2

What is the most efficient way to create a dask.array from a dask.Series of list? The series consists of 5 million lists 300 of elements. It is currently divide into 500 partitions. Currently I am trying:

pt = [delayed(np.array)(y)
      for y in
      [delayed(list)(x)
       for x in series.to_delayed()]]
da = delayed(dask.array.concatenate)(pt, axis=1)
da = dask.array.from_delayed(da, (vec.size.compute(), 300), dtype=float)

The idea is to convert each partition into a numpy array and stitch those together into a dask.array. This code is taking forever to run though. A numpy array can be built from this data quite quickly from this data sequentially as long as there is enough RAM.

ascripter
  • 5,665
  • 12
  • 45
  • 68
Daniel Mahler
  • 7,653
  • 5
  • 51
  • 90

2 Answers2

2

I think that you are on the right track using dask.delayed. However calling list on the series is probably not ideal. I would create a function that converts one of your series into a numpy array and then go through delayed with that.

def convert_series_to_array(pandas_series):  # make this as fast as you can
    ...
    return numpy_array

L = dask_series.to_delayed()
L = [delayed(convert_series_to_array)(x) for x in L]
arrays = [da.from_delayed(x, shape=(np.nan, 300), dtype=...) for x in L]
x = da.concatenate(arrays, axis=0)

Also, regarding this line:

da = delayed(dask.array.concatenate)(pt, axis=1)

You should never call delayed on a dask function. They are already lazy.

MRocklin
  • 55,641
  • 23
  • 163
  • 235
0

Looking at this with some dummy data. Building on @MRocklin's answer (and molding more after my specific use case), let's say that your vectors are actually list of ints instead of floats and the list is stored as a string. We take the series, transform it, and store it in a zarr array file.

# create dummy data
vectors = [ np.random.randint(low=0,high=100,size=300).tolist() for _ in range(1000) ]
df = pd.DataFrame()
df['vector'] = vectors
df['vector'] = df['vector'].map(lambda x:f"{x}")
df['foo'] = 'bar'
ddf = dd.from_pandas( df, npartitions=100 )
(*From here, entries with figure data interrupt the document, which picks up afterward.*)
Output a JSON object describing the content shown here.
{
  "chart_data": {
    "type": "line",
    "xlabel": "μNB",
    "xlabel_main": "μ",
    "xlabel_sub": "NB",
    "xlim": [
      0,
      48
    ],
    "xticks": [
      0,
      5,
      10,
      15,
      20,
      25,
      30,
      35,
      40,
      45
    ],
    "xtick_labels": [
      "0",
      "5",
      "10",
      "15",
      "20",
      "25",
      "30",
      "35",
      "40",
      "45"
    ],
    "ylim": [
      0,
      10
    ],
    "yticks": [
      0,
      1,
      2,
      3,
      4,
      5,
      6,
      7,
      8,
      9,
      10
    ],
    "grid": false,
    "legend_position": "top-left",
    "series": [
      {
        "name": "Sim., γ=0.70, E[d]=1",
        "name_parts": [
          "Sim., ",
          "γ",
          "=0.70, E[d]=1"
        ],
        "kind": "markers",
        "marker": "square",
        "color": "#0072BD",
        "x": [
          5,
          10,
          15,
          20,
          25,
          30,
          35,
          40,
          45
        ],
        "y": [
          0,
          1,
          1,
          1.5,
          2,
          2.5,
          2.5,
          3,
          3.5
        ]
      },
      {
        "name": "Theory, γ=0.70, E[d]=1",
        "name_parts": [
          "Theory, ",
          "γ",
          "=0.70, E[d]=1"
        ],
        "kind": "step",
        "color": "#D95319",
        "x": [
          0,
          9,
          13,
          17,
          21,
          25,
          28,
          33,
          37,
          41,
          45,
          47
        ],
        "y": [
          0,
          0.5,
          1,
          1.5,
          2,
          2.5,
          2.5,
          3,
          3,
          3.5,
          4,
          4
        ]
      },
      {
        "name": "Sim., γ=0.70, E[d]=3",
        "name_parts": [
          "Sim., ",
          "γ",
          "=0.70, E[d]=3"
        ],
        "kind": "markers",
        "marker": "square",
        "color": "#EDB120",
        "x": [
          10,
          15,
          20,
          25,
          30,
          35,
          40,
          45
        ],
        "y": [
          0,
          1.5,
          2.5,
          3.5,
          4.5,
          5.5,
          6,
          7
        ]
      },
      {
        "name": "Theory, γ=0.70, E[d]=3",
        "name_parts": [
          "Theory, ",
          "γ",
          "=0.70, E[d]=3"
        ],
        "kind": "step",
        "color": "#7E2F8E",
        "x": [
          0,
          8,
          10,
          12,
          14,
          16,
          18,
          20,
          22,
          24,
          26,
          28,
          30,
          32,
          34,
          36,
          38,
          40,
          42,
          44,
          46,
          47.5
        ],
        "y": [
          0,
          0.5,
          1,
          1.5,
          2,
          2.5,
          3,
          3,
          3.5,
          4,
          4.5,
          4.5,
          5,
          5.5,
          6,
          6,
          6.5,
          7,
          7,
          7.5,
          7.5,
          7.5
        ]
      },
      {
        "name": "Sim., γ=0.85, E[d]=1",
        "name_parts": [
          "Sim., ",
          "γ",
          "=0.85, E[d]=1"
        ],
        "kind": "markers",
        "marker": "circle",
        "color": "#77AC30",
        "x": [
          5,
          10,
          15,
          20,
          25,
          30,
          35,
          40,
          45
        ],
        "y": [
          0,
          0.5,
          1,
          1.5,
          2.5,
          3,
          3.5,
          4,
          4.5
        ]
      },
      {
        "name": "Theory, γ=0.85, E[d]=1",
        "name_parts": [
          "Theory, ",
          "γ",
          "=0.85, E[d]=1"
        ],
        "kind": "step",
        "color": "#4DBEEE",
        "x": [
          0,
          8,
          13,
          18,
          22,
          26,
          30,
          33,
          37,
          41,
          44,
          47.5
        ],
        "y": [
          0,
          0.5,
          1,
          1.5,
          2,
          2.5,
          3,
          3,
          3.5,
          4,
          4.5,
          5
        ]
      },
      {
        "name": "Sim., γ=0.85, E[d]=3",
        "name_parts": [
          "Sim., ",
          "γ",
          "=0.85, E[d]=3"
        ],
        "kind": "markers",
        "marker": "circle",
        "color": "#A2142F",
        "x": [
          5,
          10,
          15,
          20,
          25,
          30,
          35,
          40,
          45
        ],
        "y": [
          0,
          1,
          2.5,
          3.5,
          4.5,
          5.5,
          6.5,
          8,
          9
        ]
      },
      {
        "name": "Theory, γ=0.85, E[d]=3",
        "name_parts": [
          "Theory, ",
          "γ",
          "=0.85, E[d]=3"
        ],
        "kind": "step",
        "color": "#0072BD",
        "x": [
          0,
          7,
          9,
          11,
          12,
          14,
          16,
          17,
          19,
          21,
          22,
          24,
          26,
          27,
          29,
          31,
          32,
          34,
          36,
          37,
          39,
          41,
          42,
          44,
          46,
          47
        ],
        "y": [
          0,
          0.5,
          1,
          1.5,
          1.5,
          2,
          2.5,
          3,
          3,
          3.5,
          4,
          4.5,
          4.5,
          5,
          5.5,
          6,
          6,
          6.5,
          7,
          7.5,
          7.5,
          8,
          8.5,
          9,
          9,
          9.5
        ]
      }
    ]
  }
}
# transform series data to numpy array
def convert_series_to_array( series ):  # make this as fast as you can
    series_ = [ast.literal_eval( i ) for i in series]
    return np.stack(series_, axis=0)

L = ddf['vector'].to_delayed()
L = [delayed(convert_series_to_array)(x) for x in L]
arrays = [da.from_delayed(x, shape=(np.nan, 300), dtype=np.int64) for x in L]
x = da.concatenate(arrays, axis=0)

# store result into a zarr array
x.compute_chunk_sizes().to_zarr( 'toy_dataset.zarr', '/home/user/Documents/', overwrite=True )
scottlittle
  • 18,866
  • 8
  • 51
  • 70